Reporting Drama Where There Is None

What is it with Nashville City Paper reporter Bill Harless that he needs to create controversy that does not exist? There is no scandal in the Metro Arts Commission (MAC) selecting art for the new public square without direct popular involvement. Notice I did not say "public" involvement, because Jane Q. Public is involved through the democratic process of electing a mayor and a council to oversee the Arts Commission. Our government is not just democratic; it is also a republican form, which provides a check against the arbitrary mob-rule mentality of majoritarian democracy. And frankly, most of us do not have time to go to every Metro commission meeting and to micro-manage their procurement processes.

So the art selection process for the Public Square does not have popular involvement. So what? This isn't "American Idol" or "Dance with the Stars." I would like those who govern to have dignity higher than rabble-rousing with bread and circuses. I have never heard of an Arts Commission converting its procurement process to a popularity contest. Harless surely fails to provide any precedent from any other community that would warrant such an idiotic gesture.

We require nobler gestures. One of the purposes of art is to educate and to make people think outside of preconceived boxes. If MAC just hands us the most popular art possible, it will not be helping the public look beyond its particular blind spots. For Harless to suggest that I should be entitled to influencing MAC directly to install art that I like is like suggesting that when I pay a university money for an education, professors should only tell me what I want to hear. Education is not a popularity contest or a comfort food. The best education or art challenges people to see truth or beauty with eyes that they had not previously used.

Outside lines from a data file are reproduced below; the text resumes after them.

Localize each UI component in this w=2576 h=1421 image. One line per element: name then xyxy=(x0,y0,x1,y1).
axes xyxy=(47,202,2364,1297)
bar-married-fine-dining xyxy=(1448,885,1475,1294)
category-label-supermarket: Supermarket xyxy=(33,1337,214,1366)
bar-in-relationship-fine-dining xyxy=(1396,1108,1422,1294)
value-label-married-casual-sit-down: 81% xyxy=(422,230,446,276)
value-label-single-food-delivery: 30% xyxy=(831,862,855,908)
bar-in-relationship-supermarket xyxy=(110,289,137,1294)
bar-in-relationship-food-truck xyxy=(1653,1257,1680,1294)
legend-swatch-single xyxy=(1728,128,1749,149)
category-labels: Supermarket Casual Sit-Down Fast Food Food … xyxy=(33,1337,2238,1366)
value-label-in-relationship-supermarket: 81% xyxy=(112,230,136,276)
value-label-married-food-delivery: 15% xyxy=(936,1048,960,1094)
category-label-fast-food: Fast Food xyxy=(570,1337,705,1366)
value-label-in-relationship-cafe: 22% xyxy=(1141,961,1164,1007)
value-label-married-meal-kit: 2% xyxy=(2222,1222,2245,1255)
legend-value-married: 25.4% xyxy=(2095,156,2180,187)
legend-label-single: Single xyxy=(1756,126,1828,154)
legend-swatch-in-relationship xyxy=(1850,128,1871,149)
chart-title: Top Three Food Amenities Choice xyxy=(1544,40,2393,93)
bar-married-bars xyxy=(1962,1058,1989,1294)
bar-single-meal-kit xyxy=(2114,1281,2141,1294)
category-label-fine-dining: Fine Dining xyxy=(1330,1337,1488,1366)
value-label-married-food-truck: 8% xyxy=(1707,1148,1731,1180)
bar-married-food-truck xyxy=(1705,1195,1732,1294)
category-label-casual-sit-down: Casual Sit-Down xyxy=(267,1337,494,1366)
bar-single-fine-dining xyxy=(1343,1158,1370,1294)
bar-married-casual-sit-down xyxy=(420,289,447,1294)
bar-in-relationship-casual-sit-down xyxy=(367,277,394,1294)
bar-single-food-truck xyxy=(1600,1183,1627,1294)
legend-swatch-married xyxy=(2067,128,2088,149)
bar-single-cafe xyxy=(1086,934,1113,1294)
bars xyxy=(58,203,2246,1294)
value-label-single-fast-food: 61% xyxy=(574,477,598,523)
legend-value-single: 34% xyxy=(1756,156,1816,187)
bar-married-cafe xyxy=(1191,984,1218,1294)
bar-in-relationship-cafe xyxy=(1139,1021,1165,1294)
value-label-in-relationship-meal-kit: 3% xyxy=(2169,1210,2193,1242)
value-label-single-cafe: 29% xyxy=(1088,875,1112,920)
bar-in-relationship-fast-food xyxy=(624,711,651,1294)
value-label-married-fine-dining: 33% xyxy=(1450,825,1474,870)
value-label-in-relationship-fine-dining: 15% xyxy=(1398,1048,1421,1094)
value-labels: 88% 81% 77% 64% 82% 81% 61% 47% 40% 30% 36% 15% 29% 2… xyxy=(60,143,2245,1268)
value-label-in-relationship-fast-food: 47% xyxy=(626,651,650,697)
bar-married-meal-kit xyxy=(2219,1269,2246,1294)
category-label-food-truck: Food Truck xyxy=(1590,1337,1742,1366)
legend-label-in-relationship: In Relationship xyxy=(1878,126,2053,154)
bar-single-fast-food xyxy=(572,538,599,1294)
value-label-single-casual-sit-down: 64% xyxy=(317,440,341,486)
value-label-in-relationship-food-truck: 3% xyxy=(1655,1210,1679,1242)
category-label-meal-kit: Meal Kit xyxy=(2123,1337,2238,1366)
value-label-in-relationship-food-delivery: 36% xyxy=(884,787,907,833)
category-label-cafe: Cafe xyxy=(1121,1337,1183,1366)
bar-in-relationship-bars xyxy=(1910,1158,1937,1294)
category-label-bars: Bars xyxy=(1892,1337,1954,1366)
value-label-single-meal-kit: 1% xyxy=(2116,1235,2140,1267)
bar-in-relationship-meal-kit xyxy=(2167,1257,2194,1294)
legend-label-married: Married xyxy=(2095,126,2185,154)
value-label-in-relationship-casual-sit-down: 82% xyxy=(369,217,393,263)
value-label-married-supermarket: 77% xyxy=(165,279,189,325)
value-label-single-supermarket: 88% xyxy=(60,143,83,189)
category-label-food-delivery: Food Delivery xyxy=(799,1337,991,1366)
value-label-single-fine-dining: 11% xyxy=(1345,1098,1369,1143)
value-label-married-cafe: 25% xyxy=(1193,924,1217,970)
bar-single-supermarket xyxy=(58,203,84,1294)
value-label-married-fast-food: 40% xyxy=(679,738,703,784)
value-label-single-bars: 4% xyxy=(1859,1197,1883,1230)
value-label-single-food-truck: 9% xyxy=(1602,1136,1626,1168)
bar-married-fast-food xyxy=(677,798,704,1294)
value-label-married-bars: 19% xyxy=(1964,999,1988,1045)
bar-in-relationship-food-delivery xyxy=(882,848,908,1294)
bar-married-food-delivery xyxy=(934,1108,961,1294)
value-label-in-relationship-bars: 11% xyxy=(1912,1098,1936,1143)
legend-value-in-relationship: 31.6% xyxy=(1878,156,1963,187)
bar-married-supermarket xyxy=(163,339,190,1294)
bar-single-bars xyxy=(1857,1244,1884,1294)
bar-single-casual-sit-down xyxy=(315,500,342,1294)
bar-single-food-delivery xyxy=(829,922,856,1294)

But beyond its whole vacuous appeal to the lowest denominator, Harless's report contains a noxious subtext that serves the priorities of the conservative wing of Metro Council. His underlying assumption from the first paragraph seems to be that, in paying money, people also pay for political influence, and he finally gets around to quoting council member Eric Crafton in the final paragraph, who is the only person to give Harless's assumption a sympathetic response. However, Harless's assumption is dangerous in a constitutional democracy that holds that influence over the political system is an inalienable, natural right that does not affix to the amount of money the public pays. If our right to influence MAC relied on the money that we pay, then quite logically, those who pay more money should have more political influence. There is very little democratic in that possibility, regardless of its popularity.